The first time I experienced this variation of Half Moon Pose, I was in Simon Borg-Olivier’s Yoga Synergy class in Sydney, Australia. Simon likes to make a clicking sound with his mouth to cue his students that it’s time to transition from one pose to to another. I had never experienced this clicking cueing, nor this captured sense of calm as my arms hovered in space while balancing in Unsupported Half Moon. Sure, I had lifted my supporting bottom arm from a block or the floor before, but this was different. I became one of the the Indian deities carved on the stone temple gates that I had meditated on for hours during my pilgrimages to South India. Feel this sense of beauty, balance, and timeless art within your own practice as you add a lunar quality of the arms to the solar activation needed to balance with such strength and grace.
Try it:
1. From Tadasana, turn your right foot clockwise to a 45 degree angle. Bend both knees sending energy down into the earth. Feel the rebounding energy coil back up through your right leg.
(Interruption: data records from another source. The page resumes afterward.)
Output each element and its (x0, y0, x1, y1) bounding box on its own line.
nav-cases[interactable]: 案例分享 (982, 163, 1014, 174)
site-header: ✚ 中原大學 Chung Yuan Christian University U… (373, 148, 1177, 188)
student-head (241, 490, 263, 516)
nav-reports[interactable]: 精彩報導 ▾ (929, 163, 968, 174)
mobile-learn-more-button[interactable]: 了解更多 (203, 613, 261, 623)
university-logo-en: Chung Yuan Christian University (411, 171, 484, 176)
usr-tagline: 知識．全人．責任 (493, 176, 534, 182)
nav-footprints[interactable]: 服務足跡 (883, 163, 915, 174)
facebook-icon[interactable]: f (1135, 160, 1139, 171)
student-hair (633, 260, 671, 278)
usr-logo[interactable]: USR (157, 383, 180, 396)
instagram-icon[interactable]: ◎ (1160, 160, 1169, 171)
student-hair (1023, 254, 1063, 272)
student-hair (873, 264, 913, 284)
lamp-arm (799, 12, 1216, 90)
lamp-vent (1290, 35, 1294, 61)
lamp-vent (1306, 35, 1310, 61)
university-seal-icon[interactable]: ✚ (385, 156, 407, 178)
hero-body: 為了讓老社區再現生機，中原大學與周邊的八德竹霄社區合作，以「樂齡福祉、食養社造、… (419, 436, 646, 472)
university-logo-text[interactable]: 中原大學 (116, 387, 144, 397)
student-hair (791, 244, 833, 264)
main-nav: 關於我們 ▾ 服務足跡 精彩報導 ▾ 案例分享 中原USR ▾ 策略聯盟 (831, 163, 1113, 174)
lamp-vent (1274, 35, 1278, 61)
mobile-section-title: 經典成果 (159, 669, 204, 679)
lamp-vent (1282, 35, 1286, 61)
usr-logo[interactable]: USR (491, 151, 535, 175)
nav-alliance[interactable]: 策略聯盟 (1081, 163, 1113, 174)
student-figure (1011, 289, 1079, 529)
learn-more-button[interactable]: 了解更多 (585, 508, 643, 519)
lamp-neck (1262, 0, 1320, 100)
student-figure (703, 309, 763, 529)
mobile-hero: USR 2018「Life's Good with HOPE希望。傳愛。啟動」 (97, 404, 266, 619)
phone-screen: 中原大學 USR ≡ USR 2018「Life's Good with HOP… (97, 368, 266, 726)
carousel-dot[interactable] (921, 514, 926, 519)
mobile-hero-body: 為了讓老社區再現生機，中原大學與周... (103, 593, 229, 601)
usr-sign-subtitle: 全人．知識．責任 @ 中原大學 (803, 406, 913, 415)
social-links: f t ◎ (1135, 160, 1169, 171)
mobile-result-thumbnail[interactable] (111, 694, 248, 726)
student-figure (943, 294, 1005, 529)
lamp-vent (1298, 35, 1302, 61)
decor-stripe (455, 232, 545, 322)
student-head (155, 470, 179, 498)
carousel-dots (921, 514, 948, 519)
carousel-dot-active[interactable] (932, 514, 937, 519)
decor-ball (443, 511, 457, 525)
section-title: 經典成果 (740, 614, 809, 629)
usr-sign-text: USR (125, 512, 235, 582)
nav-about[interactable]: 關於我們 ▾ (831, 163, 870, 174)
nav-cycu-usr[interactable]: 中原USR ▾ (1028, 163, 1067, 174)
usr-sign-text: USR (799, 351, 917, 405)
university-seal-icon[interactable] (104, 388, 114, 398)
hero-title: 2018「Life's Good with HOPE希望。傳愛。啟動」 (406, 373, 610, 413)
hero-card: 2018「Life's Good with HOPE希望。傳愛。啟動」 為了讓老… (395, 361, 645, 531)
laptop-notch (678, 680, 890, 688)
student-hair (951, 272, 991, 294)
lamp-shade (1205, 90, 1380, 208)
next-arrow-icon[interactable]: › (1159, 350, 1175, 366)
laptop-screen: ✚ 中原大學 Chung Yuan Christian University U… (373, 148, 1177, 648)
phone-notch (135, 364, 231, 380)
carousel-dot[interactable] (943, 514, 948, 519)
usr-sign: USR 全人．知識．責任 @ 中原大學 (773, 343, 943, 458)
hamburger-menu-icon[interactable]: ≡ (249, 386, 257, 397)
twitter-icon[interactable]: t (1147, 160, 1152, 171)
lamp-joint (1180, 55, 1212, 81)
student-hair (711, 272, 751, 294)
2. While shifting more weight into the right foot, keep the center of your knee in line with your middle toe, and above the ankle. Extend your balancing right leg toward straight while lifting your left foot off of the earth.
3. Using your abductors, lift the left leg straight out to the side wall. Lean your torso to the right side wall. Lift your right arm overhead, bend at the elbow (by your right ear), and let the right hand relax as your fingers dangle by your left ear.
4. Extend both the left arm and left leg parallel to the earth’s surface, hovering in space with lightning rod activation from heart to fingertips, pelvis to toe tips.
5. Notice both the lunar and solar qualities of this posture as you hover with ease and steadiness beyond time or space.
6. Repeat on the left side, turning your foot counterclockwise at a 45 degree angle.